Felix von der Laden bei der Bundespolizei: 41.650 Euro

Screenshot des YouTube-Videos von Felix von der Laden mit der Bundespolizei

Ein YouTuber mit inzwischen 3,2 Millionen Abonnenten lässt sich von der Polizei durch den Berliner Hauptbahnhof führen | Bild: Screenshot | YouTube | Bundespolizei Karriere

Auffällig kostspielig war ein Video des YouTube-Stars Felix von der Laden, früher bekannt als Dner. "Ich wurde eingeladen vom Bundespolizeipräsidenten, heute einen kompletten Tag in Berlin mit der Bundespolizei zu verbringen", erklärt der YouTuber in seinem Video, das derzeit rund 422.000 Aufrufe hat.

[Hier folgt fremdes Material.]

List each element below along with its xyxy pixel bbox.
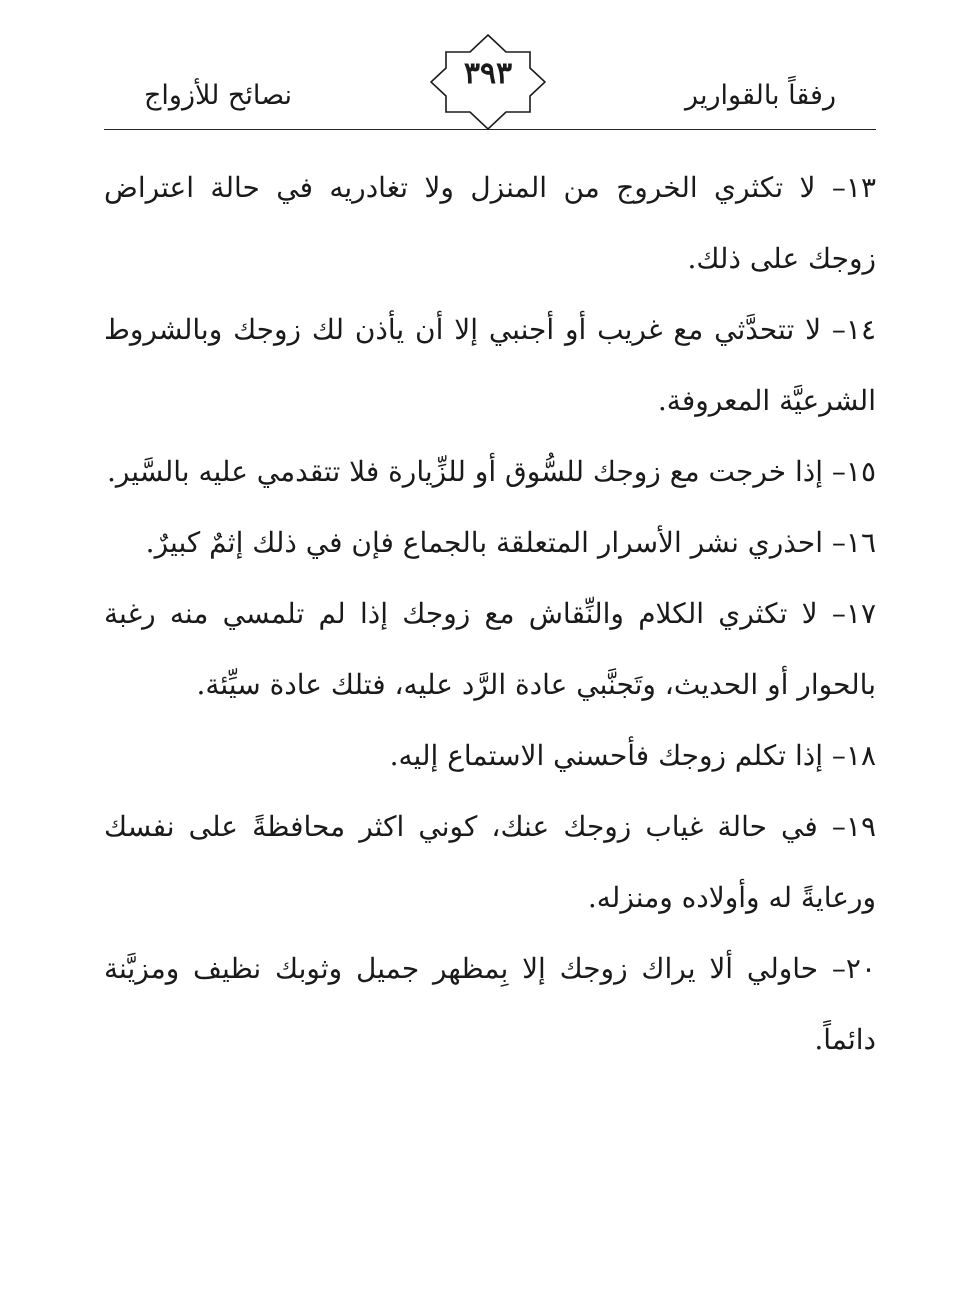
advice-list — [104, 152, 876, 1075]
advice-item-18: ١٨– إذا تكلم زوجك فأحسني الاستماع إليه. — [389, 739, 876, 772]
advice-item-20: ٢٠– حاولي ألا يراك زوجك إلا بِمظهر جميل وثوبك نظيف ومزيَّنة دائماً. — [104, 952, 876, 1056]
page-header — [104, 30, 876, 130]
advice-item-15: ١٥– إذا خرجت مع زوجك للسُّوق أو للزِّيارة فلا تتقدمي عليه بالسَّير. — [106, 455, 876, 488]
advice-item-14: ١٤– لا تتحدَّثي مع غريب أو أجنبي إلا أن يأذن لك زوجك وبالشروط الشرعيَّة المعروفة. — [104, 313, 876, 417]
advice-item-13: ١٣– لا تكثري الخروج من المنزل ولا تغادريه في حالة اعتراض زوجك على ذلك. — [104, 171, 876, 275]
header-divider — [104, 129, 876, 130]
chapter-title: نصائح للأزواج — [144, 80, 293, 111]
book-title: رفقاً بالقوارير — [685, 80, 836, 111]
advice-item-16: ١٦– احذري نشر الأسرار المتعلقة بالجماع فإن في ذلك إثمٌ كبيرٌ. — [145, 526, 876, 559]
page-number-badge — [430, 34, 546, 130]
page-number: ٣٩٣ — [463, 56, 513, 91]
advice-item-19: ١٩– في حالة غياب زوجك عنك، كوني اكثر محافظةً على نفسك ورعايةً له وأولاده ومنزله. — [104, 810, 876, 914]
advice-item-17: ١٧– لا تكثري الكلام والنِّقاش مع زوجك إذا لم تلمسي منه رغبة بالحوار أو الحديث، وتَجنَّبي عادة الرَّد عليه، فتلك عادة سيِّئة. — [104, 597, 876, 701]
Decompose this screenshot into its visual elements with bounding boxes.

Der YouTuber lässt sich etwa von einer Beamtin durch den Berliner Hauptbahnhof führen und fliegt im Polizeihubschrauber. Mit dem Video will die Bundespolizei offenbar Nachwuchs anwerben: Unter dem Video hat von der Laden einen Link zur Website komm-zur-bundespolizei.de platziert. Wert dort drauf klickt, bekommt zu lesen: "Bewirb dich jetzt". Kostenpunkt für das ganze: 41.650 Euro.

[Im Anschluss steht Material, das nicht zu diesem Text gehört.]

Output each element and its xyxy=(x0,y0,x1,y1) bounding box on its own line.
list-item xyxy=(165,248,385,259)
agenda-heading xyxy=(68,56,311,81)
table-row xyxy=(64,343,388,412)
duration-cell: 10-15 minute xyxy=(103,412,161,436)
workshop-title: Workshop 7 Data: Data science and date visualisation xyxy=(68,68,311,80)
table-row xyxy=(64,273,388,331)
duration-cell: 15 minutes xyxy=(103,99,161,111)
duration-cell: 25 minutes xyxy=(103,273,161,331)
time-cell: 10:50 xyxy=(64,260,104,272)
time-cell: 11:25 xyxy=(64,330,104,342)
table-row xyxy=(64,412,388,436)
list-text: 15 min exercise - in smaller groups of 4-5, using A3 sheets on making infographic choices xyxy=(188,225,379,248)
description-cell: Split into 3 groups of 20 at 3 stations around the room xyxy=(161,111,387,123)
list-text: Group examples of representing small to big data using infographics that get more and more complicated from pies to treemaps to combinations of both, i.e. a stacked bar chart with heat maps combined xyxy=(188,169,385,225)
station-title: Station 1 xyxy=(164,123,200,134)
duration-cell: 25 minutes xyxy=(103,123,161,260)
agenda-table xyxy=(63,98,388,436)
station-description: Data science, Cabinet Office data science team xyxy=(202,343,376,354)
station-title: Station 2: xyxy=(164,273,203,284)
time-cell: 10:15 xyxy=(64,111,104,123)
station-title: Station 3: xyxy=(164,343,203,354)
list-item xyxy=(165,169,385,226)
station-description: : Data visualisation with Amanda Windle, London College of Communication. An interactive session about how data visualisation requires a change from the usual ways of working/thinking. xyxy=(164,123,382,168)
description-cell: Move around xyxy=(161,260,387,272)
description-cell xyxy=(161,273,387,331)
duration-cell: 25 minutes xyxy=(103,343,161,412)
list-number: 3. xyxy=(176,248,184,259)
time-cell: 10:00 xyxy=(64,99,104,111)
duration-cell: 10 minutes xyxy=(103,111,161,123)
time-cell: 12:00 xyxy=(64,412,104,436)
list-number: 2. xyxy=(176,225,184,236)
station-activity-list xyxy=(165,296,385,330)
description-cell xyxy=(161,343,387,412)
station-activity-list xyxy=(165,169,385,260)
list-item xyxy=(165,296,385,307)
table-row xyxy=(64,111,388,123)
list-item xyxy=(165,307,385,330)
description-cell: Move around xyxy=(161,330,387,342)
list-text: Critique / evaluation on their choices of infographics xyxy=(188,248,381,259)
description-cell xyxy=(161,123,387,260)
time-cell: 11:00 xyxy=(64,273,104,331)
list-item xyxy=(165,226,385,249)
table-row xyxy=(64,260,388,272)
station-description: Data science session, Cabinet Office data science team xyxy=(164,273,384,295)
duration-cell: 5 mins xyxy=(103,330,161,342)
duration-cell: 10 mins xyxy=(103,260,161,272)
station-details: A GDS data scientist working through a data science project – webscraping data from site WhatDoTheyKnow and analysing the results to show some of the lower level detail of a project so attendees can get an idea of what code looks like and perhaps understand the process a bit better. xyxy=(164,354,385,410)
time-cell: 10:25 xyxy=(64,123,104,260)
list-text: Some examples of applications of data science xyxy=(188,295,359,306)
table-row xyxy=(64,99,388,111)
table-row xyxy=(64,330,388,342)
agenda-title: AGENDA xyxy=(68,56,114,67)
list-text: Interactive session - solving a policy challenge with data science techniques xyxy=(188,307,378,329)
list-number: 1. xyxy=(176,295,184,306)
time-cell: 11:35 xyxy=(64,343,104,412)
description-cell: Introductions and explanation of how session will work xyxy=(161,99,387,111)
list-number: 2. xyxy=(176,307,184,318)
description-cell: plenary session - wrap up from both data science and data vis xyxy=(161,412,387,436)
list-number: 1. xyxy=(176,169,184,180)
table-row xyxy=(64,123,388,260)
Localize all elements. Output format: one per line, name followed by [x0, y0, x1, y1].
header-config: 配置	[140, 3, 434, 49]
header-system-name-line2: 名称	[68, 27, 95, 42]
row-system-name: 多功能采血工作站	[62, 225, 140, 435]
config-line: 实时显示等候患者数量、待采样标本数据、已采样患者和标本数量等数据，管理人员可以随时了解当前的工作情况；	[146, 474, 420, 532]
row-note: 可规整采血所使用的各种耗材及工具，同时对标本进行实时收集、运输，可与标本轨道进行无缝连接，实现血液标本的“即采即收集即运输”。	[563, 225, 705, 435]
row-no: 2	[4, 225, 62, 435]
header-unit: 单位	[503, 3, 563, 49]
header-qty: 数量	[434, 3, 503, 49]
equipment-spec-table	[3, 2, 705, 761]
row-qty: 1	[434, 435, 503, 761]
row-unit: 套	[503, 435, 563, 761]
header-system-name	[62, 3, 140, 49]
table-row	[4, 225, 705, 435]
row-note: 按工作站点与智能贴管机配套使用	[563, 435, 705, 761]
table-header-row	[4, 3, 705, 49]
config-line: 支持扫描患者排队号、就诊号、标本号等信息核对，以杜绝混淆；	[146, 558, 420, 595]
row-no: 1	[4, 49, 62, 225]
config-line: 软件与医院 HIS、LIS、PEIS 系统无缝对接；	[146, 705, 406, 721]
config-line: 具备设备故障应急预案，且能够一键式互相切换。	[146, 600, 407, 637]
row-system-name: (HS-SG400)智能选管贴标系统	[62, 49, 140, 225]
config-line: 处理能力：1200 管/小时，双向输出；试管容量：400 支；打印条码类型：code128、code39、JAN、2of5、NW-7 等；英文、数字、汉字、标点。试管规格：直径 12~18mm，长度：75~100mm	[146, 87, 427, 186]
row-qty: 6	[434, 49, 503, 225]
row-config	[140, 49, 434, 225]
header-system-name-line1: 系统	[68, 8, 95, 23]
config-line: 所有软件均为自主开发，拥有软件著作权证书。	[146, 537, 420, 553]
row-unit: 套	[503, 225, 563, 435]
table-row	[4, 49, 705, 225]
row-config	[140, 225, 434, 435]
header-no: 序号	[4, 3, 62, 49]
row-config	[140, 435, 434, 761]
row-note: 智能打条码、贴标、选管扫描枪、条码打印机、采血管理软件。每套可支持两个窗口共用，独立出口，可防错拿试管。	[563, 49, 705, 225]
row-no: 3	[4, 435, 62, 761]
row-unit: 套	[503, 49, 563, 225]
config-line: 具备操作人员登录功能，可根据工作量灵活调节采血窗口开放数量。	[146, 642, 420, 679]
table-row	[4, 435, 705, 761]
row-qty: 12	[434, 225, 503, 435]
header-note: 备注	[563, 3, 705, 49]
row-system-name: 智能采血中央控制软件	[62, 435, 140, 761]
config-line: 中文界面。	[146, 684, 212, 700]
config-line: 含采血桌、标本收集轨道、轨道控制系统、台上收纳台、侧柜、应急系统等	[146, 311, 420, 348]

Gewiss fallen darunter auch Produktionskosten und sonstige Abrechnungen. Genauer aufgefächert hat die Bundesregierung das nicht. Dasselbe Video ist nicht nur auf dem Kanal von Felix von der Laden zu sehen, es wurde auch auf dem YouTube-Kanal "Bundespolizei Karriere" gepostet; dort hat es derzeit rund 34.000 Aufrufe. Direkt unter das Video schrieb die Bundespolizei: "Eine Einladung des Bundespolizei-Präsidenten nach Berlin? Die konnte Felix von der Laden einfach nicht ausschlagen." Wie viel Geld dabei im Spiel war, erwähnt die Bundespolizei natürlich nicht.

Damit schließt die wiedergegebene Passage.